Former Minneapolis police officer Mohamed Noor received a new sentence Thursday of nearly five years, the maximum allowed, for his manslaughter conviction in the 2017 shooting of Justine Damond.
— Pioneer Press (@PioneerPress) October 21, 2021
Noor’s attorney, Thomas Plunkett, argued that his client should be released because he’s served his time and was a model prisoner. He asked the judge to grant the 36-year-old credit for time already served in prison and place him on supervised release, which typically requires check-ins with the Department of Corrections, regular drug and alcohol testing, and restrictions on certain activities.
Noor was only re-sentenced on second-degree manslaughter because, as PJ Media reported last month, the Minnesota Supreme Court discarded his third-degree murder conviction, vacating a prison term of over 12 years.
Noor has served 30 months since he entered jail in May 2019. With credit for time served, he is scheduled for release after serving two-thirds of his sentence, meaning he his term will conclude in May 2022.
The victim’s husband, Don Damond, said the Supreme Court’s decision “Does not diminish the truth.
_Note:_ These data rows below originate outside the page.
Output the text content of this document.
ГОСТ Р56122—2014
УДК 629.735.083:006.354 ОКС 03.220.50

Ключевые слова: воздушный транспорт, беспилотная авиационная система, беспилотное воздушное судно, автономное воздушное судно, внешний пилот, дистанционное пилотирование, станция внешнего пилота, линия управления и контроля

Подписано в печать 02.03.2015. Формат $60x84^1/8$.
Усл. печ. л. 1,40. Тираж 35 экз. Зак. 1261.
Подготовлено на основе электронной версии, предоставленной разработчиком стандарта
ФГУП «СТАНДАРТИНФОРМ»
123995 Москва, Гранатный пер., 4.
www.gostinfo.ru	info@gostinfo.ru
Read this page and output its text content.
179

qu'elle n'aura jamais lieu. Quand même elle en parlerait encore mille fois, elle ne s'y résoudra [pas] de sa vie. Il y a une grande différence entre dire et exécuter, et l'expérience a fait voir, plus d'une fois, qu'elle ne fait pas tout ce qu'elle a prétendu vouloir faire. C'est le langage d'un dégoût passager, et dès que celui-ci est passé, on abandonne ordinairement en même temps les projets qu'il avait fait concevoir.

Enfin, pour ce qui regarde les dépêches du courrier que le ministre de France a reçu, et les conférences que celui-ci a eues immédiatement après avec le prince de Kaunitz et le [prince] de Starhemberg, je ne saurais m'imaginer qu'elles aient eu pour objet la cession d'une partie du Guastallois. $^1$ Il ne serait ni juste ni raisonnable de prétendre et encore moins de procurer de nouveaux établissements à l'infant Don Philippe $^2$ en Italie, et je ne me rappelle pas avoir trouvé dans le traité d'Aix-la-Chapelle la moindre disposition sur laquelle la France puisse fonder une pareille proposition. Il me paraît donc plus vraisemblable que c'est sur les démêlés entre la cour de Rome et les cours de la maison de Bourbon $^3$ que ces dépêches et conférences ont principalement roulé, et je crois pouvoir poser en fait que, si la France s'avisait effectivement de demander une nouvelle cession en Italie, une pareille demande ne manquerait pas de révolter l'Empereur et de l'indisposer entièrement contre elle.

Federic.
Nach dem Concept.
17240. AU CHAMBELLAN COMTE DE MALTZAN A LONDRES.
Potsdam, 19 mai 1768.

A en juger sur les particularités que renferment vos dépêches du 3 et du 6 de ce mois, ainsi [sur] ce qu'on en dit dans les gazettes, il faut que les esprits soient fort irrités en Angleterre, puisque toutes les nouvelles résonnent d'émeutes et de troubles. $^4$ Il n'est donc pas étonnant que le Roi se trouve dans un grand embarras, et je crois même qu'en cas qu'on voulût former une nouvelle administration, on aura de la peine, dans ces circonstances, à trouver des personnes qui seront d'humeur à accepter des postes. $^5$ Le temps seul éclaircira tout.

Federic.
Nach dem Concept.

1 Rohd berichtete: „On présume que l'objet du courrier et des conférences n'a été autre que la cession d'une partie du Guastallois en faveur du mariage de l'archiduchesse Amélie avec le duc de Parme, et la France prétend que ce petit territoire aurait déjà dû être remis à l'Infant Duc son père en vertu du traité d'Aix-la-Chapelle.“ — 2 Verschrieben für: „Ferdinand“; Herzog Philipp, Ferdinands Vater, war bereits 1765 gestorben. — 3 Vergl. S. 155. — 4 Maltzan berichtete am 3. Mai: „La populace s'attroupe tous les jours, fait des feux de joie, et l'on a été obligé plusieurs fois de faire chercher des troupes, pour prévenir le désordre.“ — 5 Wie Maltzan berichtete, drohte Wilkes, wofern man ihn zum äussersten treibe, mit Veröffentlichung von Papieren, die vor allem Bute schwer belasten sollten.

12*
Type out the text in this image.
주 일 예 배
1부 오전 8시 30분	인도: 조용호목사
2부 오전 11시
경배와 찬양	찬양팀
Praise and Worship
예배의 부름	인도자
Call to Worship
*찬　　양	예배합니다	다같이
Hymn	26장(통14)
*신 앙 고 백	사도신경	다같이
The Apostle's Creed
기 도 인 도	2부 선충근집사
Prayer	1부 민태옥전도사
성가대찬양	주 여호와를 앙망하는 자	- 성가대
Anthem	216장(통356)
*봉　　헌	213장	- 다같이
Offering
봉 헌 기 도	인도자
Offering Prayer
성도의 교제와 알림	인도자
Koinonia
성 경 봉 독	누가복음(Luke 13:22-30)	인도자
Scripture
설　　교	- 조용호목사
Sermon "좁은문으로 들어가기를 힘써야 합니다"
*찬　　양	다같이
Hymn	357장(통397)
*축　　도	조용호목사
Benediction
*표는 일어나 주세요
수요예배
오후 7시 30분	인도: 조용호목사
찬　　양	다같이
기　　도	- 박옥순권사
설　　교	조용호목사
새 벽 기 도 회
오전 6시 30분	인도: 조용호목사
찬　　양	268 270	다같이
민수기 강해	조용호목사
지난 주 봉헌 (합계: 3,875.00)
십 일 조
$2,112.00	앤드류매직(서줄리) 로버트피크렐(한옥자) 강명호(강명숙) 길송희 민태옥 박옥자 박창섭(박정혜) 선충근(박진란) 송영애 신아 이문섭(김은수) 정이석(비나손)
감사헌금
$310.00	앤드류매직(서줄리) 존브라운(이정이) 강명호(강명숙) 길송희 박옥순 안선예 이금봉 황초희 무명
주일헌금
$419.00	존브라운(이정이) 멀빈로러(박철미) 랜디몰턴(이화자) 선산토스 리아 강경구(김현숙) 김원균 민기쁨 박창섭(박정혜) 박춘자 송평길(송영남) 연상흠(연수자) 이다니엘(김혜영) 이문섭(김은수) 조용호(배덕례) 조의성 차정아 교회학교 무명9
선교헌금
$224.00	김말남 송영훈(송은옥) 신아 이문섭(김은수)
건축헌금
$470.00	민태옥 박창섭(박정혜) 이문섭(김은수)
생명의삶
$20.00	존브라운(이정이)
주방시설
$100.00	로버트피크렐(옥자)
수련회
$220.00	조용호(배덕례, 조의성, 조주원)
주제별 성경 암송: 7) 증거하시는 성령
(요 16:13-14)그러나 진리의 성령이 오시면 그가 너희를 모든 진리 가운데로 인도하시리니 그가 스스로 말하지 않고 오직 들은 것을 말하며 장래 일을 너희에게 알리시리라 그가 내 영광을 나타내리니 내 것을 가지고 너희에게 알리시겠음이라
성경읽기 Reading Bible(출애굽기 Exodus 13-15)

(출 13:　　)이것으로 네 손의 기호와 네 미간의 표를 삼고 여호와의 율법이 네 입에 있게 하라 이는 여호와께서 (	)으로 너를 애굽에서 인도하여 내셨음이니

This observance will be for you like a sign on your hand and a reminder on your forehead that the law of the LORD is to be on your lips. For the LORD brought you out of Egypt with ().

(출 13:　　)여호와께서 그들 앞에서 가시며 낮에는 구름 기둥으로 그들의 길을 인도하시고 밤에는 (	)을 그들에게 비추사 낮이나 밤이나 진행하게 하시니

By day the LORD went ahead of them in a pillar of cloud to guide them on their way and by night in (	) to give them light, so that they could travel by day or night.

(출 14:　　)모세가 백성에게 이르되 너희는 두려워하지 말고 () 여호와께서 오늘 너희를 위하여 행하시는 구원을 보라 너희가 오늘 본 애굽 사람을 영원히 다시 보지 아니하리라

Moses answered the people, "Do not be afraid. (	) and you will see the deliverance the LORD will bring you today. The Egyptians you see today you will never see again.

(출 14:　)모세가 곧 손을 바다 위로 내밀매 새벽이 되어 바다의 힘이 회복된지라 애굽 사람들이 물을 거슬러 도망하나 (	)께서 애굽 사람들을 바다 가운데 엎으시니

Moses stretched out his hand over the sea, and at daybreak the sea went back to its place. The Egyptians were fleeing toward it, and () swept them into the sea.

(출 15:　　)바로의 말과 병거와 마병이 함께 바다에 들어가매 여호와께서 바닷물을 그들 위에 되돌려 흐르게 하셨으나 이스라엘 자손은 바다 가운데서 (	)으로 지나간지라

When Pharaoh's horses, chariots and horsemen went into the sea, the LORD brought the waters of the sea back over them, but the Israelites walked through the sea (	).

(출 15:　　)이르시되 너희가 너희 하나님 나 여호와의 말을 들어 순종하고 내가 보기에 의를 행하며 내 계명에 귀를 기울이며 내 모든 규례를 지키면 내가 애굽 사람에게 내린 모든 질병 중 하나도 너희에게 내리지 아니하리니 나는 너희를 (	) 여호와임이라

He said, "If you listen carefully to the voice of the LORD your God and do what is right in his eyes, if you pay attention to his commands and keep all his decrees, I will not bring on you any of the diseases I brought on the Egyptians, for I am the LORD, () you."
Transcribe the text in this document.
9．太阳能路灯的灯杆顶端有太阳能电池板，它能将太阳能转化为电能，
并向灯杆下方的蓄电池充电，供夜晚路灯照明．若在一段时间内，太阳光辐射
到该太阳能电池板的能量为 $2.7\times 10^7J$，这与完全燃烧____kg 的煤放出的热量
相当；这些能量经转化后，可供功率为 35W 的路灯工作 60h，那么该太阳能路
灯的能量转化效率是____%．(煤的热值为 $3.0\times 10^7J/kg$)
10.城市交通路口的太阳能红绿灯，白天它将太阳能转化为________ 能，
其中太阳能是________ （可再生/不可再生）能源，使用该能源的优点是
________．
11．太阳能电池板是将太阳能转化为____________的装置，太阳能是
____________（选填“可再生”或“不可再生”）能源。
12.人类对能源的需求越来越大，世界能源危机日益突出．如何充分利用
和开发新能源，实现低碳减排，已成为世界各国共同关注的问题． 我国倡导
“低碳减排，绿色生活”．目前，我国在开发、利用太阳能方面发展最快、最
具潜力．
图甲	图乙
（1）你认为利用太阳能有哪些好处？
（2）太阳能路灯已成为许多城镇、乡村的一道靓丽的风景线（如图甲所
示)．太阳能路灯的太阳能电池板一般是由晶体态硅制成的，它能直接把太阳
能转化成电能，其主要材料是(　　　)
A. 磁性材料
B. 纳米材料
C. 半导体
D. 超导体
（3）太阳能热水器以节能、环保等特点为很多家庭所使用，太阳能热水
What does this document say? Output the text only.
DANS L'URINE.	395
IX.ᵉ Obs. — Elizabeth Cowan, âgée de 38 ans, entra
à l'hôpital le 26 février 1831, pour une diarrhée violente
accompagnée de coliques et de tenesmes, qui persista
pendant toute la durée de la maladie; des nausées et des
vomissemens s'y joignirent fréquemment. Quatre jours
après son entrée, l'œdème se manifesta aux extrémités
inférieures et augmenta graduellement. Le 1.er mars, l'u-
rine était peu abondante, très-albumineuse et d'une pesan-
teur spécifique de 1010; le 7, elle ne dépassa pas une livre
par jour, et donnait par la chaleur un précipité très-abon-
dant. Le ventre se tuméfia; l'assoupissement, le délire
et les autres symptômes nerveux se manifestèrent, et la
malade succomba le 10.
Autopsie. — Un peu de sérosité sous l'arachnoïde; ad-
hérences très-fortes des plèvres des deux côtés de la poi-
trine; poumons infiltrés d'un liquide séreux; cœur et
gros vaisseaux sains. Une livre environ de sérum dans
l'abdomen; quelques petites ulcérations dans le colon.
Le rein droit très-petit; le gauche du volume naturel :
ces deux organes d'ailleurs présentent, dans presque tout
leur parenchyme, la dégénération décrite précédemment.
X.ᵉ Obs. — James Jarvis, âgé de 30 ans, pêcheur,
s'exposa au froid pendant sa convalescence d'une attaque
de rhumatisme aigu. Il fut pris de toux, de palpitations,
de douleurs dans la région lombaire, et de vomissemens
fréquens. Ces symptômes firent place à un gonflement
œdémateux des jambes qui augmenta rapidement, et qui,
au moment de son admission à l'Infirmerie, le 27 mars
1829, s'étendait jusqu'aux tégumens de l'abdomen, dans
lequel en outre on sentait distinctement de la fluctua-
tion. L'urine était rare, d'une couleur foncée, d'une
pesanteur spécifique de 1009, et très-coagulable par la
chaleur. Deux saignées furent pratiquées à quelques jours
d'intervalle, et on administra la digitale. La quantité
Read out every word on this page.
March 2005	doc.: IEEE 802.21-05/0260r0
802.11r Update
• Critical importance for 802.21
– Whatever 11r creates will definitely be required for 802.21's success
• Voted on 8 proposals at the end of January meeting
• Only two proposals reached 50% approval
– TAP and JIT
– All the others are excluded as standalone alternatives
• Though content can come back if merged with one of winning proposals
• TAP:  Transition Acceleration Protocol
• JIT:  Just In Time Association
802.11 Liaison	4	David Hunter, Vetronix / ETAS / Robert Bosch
The truth is that Justine should be alive.”
But he also directed his comments via video toward Noor, requesting, “I want you to know that I forgive you. All I ask is that you use this experience to do good for other people. Be an example of how to transform beyond adversity. Be an example of honesty and contrition. This is what Justine would want.”
Noor said, “I will take his advice and be a unifier” and added he was “deeply grateful” for Damond’s forgiveness and “deeply sorry” for the family’s loss.
The state’s first Somali-American cop was originally convicted and sentenced in June 2019 , two years after he responded to Damond’s 9-11 call about an alleged sexual assault near her home.
In a case that gained international attention, Damond, an Australian native, frantically approached the police vehicle as it arrived on the scene and was shot in the abdomen by Noor. Seated in the passenger seat, he thought her approach was a potential ambush.
The City of Minneapolis awarded Damond’s family $20 million two years ago.